The One Ring review 5a parte


SUBSISTEMA 3: ENCONTROS

TOR usa outro subsistema interessante para medir os encontros que os PJs têm com PDMs importantes. Primeiro o mestre determina o grau de tolerância para o encontro que é baseado ou no valour ou na wisdom do PJ e é modificado por outros fatores como a posição social, preconceitos que uma cultura pode ter em relação à outra, etc. Na prática o valor da tolerância é o número de testes que os jogadores podem falhar antes que o encontro acabe.

Ele é dividido em 2 partes. A apresentação que pode ser feita com diversas skills e depois a interação que também usa skills variadas. O mestre determina as dificuldades dos testes em segredo e os jogadores devem tentar interagir da melhor maneira possível. Por exemplo se eles forem conversar com um sábio, que valoriza a sabedoria, um teste de awe para impressiona-lo terá uma dificuldade maior que um de lore ou ridle para apresentar seus conhecimentos.


Durante a interação para ter direito a um teste o jogador deve criar um motivo para faze-lo. por exemplo ele pode citar lendas sobre os acontecimentos recentes na região para ganhar um teste de lore. A cada nível de sucesso o grupo ganha 1 ponto e no final do encontro o mestre vai julgar o resultado baseado na quantidade de pontos que eles conseguiram. Por exemplo, os PJs vão pedir ajuda ao lider da guilda dos arqueiros. O GM pode criar uma tabela assim:

1-2 pontos: ele se recusa a se envolver, mas dá um conselho ou pista importante aos PJs
3-5 pontos: ele decide ajudar o grupo usando de sua influência para conseguir informações e contatos aos PJs
> 6 pontos: os mesmos acima e ele envia dois arqueiros da guilda para ajuda-los

As possibilidades são infinitas e o sistema funciona muito bem. É uma forma interessante de julgar a interação dos personagens, estimula a criatividade deles e a interpretação, cria uma meta a ser atingida gerando suspense à medida que os pontos de tolerância vão se esvaindo e evita que os encontros se tornem apenas algumas jogadas de dados.

SUBSISTEMA 4: SHADOW


Esta é uma das mecânicas integradas ao sistema mais legais do TOR. Ela mede o grau de corrupção dos personagens, como aconteceu com Boromir na Sociedade do Anel, que sucumbiu ao desejo de usar o anel como arma e tentou tira-lo de Frodo.

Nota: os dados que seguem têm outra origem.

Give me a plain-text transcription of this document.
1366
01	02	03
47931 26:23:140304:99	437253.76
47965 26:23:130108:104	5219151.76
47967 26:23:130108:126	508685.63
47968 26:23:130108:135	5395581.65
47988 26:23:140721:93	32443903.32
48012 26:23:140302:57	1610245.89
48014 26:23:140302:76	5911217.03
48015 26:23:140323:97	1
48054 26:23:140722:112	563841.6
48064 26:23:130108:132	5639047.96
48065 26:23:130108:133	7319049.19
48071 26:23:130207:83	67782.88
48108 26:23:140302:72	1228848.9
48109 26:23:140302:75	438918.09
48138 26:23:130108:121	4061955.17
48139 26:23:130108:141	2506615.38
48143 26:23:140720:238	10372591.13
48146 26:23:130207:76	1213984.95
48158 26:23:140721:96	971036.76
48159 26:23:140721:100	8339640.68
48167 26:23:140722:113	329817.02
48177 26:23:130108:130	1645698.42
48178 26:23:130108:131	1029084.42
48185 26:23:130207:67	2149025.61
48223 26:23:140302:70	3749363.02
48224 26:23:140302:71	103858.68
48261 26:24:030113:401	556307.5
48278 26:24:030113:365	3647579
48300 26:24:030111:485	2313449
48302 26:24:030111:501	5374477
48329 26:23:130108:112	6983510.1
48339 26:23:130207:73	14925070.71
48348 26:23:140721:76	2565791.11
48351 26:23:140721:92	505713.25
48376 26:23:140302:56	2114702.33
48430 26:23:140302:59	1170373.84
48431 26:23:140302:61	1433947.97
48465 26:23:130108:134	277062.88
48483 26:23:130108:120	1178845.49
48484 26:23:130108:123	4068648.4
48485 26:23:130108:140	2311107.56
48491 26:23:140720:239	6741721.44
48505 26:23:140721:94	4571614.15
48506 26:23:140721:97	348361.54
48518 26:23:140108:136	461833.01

A função da shadow é mais ou menos a mesma da sanidade em Call of Cthulhu. Aliás existem muitos sistemas que usam algum sistema de sanidade, como no Warhammer Fantasy 2a ediçao, nos jogos do Warhammer 40K e no Shadows of Esteren, e eu acho hoje uma mecânica indispensável para o drama em qualquer RPG.

Em TOR os PJs podem ganhar pontos de shadow de 4 formas: experimentando eventos estressantes como a morte de um companheiro, viajando através de áreas corrompidas, cometendo atos malignos como assassinato e traição ou carregando artefatos contaminados pela sombra. Quando os pontos de shadow igualam ou ultrapassam os pontos de hope o personagem é considerado miserável. Ele fica angustiado e se ele tirar um olho de Sauron do d12, ele sofre um surto de loucura. Na prática o jogador perde temporariamente o controle do seu personagem  e o mestre vai jogar com este PJ realizando atos dos quais o PJ vai se arrepender mais tarde. Além disso ele ganha 1 ponto de shadow permanente e ganha (ou avança) uma degeneração que é baseada no seu calling (o motivo pelo qual ele se tornou um aventureiro).

Todo calling tem 4 graus de degeneração, depois dos quais o jogador perde o PJ. Por exemplo se o calling de um personagem é slayer (ele decidiu se aventurar para conseguir uma vingança), sua shadow weakness é a curse of vengeance. Os 4 estágios são Spiteful (o PJ se torna rude contra todas as ofensas, reais e imaginárias), Brutal (o PJ reage com violência a qualquer provocação), Cruel (o PJ não se importa se suas ações causam sofrimento alheio e é desnecessáriamente selvagem com seus inimigos) e Murderous (o PJ considera o assassinato como perfeitamente natural para conseguir seus objetivos)

Estes estágios são cumulativos e irreversíveis. Como vc pode perceber eles causam um peso grande na carreira do PJ, mas também um um desafio interessante de interpretação além de uma fonte potencial de conflito dentro do grupo. O mestre pode explorar de diversas maneiras estas degenerações como por exemplo obrigando o jogador a rejogar o D12 e pegar o menor resultado ou piorar o efeito de uma falha quando a situação envolve a degeneração.